ORGAN TRADERS: NEW TRENDS AND CHALLENGES

ORGAN TRADERS: NEW TRENDS AND CHALLENGES


courtesy BBC UK

Organ donation is a world wide issue which sees million of people annually awaiting for an organ.  Many people never get the chance, others get lucky.  Some resort to the illegal practice of 'buying' the organ.  

In most developed countries, such practice of using 'illegally' obtained organs is both forbidden and shunned by the medical community.

However, patients know that if they take sometimes huge risks and go abroad, their chances of obtaining an organ from a donor who has been payed, and sometimes not.  

The international black market for organs is growing at a brisk pace.  More poignantly, organ harvesting has grown from 'buying' the organ to in some cases murdering victims to harvest the organs sought.  

A new documentary seeks to shed light on the illegal harvesting of organs.  One of the most blatant cases was that of a hospital in Turkey, where a surgeon after his arrest confessed to having transplanted more than 4,000 organs.

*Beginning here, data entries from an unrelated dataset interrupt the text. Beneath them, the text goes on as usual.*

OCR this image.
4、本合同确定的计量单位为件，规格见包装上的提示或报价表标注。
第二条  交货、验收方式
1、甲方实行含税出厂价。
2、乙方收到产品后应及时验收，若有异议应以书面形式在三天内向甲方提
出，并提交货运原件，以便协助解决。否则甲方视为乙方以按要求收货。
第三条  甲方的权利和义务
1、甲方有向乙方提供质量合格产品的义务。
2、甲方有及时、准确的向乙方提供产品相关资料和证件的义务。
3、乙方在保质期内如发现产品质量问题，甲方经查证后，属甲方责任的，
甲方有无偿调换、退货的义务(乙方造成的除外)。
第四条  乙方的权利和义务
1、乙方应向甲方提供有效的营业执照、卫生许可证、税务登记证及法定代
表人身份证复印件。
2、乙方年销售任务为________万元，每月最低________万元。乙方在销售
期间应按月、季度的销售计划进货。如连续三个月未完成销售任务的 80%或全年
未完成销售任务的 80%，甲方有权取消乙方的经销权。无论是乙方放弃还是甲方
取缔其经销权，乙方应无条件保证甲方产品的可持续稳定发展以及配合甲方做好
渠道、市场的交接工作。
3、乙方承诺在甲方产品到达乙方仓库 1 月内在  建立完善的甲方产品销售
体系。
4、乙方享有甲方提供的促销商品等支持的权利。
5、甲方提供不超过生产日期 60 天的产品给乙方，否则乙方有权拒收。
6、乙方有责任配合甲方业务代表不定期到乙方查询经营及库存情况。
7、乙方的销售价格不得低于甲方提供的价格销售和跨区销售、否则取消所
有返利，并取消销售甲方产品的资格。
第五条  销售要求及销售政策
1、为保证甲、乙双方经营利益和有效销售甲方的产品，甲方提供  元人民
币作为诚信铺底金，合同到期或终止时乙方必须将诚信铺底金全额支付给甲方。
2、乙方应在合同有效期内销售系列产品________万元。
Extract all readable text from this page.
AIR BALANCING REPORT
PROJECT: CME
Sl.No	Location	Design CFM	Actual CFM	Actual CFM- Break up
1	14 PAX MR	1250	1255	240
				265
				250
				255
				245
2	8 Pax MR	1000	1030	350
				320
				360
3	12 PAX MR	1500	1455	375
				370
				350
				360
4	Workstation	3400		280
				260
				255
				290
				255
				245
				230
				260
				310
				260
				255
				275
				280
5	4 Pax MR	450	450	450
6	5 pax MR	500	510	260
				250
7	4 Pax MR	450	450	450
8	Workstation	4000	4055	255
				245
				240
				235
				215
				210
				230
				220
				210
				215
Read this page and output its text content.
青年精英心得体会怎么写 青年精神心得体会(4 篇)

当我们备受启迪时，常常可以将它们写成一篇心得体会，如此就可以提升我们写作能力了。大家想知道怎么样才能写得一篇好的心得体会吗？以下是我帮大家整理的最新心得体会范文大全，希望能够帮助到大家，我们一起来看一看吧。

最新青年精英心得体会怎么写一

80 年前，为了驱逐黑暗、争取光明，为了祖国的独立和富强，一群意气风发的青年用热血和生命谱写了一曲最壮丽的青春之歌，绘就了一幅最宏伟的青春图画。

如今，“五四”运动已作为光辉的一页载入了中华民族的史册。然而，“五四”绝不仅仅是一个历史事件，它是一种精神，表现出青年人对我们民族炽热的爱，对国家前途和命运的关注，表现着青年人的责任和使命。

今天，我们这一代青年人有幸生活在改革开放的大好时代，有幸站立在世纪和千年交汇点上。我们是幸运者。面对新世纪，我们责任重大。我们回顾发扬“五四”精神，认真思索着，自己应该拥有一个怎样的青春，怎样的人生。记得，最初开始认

The problem is that increasingly, the organs seem to come from sources where the 'donor' is not a live person, but someone who has been killed to harvest the organ, or has been kidnapped and his/her organ harvested before being dumped back to the streets.  In some cases the victims are children or youths in refugee camps, or from world slums.

The profits of such illegal trade are immense.  One organ harvested with payment, often of only a few hundred dollars, can be resold for sums of up to 1 million dollars.

More worryingly, the traffickers have found ways to smuggle illegal organ in countries where such practices are illegal and monitored.  One such case was that of a man found at an airport in Kosovo.  His stomach was found hastily sewn up from a recent organ removal.  When tracking the organ, it was found to have been used in a hospital in Israel.  By the time investigators tried to interrogate the 'donor', he had disappeared.

The documentary, People and Power, seeks to shed light on the practice and find solutions to stem it.